HARPSWELL — After years of discussion, the water tower at Mitchell Field will be demolished.
The tower’s fate was sealed at Town Meeting March 10, when voters also returned David Chipman to a three-year term on the Board of Selectmen and re-elected Joanne Rogers a director of School Administrative District 75.
The 231 voters also approved a $5.2 million budget, which is a 3.3 percent increase over the current year, passed 67 of 68 warrant articles, and approved over $9,500 for new browntail moth research.
The only article that failed would have authorized a multi-year agreement with an outside entity for up to 20 years to lease the water tower.
Instead, the town will spend up to $40,000 from the Mitchell Field capital reserve fund for the tower’s demolition.
Chipman ran unopposed after serving the final year of former Selectman Elinor Multer’s term. Rogers, a current board member, defeated write-in candidate Peter Huntsman, 128-110.
Voters also approved just under $142,000 for the Curtis Memorial Library via secret ballot.
On Saturday, several residents gave opinions about what should happen to the water tower, which has been a topic of discussion in Harpswell for nearly a decade. The town gained ownership of the structure in 2000 along with the rest of Mitchell Field, following the closure of the U.S. Navy fuel depot at the site in 1992.
Voters have only had the option to vote to demolish the tower at Town Meeting one other time, in 2012, when the proposal was defeated.
In 2015, selectmen intended again to ask voters if they would like to restore or demolish the tower, but a petition circulated by Chipman put off the decision. That spring, a Water Tower Task Force was also formed to provide written recommendations toward possible future uses of the tower.
At the 2016 Town Meeting, residents voted to allocate $22,000 towards “repairing, maintaining, and obtaining engineering analyses” of the tower.
An engineering analysis performed by Woodard and Curran last March found some of the tower’s foundations needed to be repaired.
Friends of Mitchell Field, a nonprofit made up of Harpswell residents, was the only entity to submit interest. According to their proposal, the group’s first intended use of the tower was to “support one or more cell transponders to improve the severe signal shortage in various parts of Harpswell.”
On Saturday, Chairman Rick Daniel said the selectmen were in favor of putting the two articles concerning the tower on the warrant, but had no recommendation.
He added that although the board saw “the other side” of wanting to preserve the tower, it would not be a financially sound decision for the town.
“It makes no economic sense for the town to do it, but we’ve always left it open for other parties,” he said.
Planner Mark Eyerman also gave an overview of the work done by the Water Tower Task Force, and several members of the public commented on the water tower’s potential to provide cell phone reception or water to the town, as well as why it should be demolished.
Terry Flanagan, a member of Friends of Mitchell Field, advocated for the water tower to be used for cell phone reception, calling it the “best option” in the area to provide coverage for South Harpswell, Orr’s Island and Bailey Island.
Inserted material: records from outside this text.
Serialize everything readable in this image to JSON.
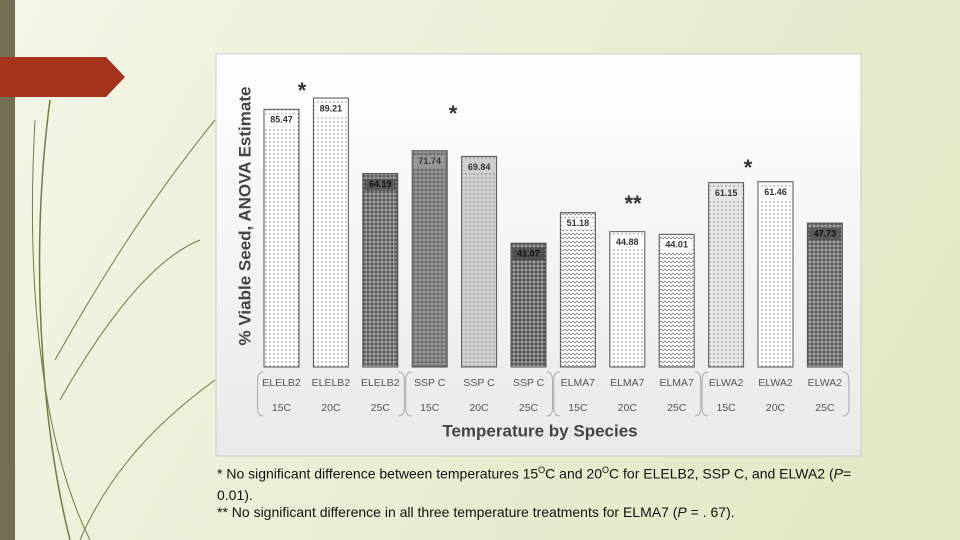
{
  "chart_data": {
    "type": "bar",
    "y_label": "% Viable Seed, ANOVA Estimate",
    "x_label": "Temperature by Species",
    "categories": [
      "ELELB2",
      "ELELB2",
      "ELELB2",
      "SSP C",
      "SSP C",
      "SSP C",
      "ELMA7",
      "ELMA7",
      "ELMA7",
      "ELWA2",
      "ELWA2",
      "ELWA2"
    ],
    "temperatures": [
      "15C",
      "20C",
      "25C",
      "15C",
      "20C",
      "25C",
      "15C",
      "20C",
      "25C",
      "15C",
      "20C",
      "25C"
    ],
    "values": [
      85.47,
      89.21,
      64.19,
      71.74,
      69.84,
      41.07,
      51.18,
      44.88,
      44.01,
      61.15,
      61.46,
      47.73
    ],
    "colors": [
      "#ffffff",
      "#ffffff",
      "#555555",
      "#9a9a9a",
      "#cfcfcf",
      "#4a4a4a",
      "#ffffff",
      "#ffffff",
      "#ffffff",
      "#e6e6e6",
      "#ffffff",
      "#555555"
    ],
    "ylim": [
      0,
      100
    ],
    "annotations": [
      "*",
      "*",
      "**",
      "*"
    ]
  },
  "footnote_1": [
    "* No significant difference between temperatures 15",
    "O",
    "C and 20",
    "O",
    "C for ELELB2, SSP C, and ELWA2 (",
    "P",
    "= 0.01)."
  ],
  "footnote_2": [
    "** No significant difference in all three temperature treatments for ELMA7 (",
    "P",
    " = . 67)."
  ]
}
“Not having cell service is not only a danger to citizens there, but over time, I think it will reduce the property value of places that don’t have cell service,” Flanagan said. “And, insurance companies might start looking at (that).”
Former Selectman Gordon Weil said there are more cost effective ways to implement cell service in those areas without using the tower. Weil pointed to a cell tower in Harpswell that is on town property and built by a private company without using town funds.
“I agree with the people in South Harpswell who are saying they ought to have it, I don’t argue that,” he said. “Yes, absolutely, let’s see if we can do it, but you don’t need a water tower for that.”
Jim Knight, a former member of the Water Tower Task Force, advocated for the tower’s demolition. He outlined three engineering reports, all of which he said concluded the tower still needs “a lot of expensive repairs,” and recommended removal.
“The water tower is not an icon for Harpswell, it’s not a landmark, it’s not a historic monument,” Knight said. “It’s a safety hazard. If your thing is to save (it) for sentimental reasons, I caution you, sentimentality can be a darned expensive thing.”
Harpswell residents voted to demolish the water tower at Mitchell Field on Saturday, March 10 at the annual Town Meeting. The town will expend up to $40,000 from the Mitchell Field capital reserve fund to tear down the structure, instead of entering into a leasing agreement with an outside entity to repair and maintain it.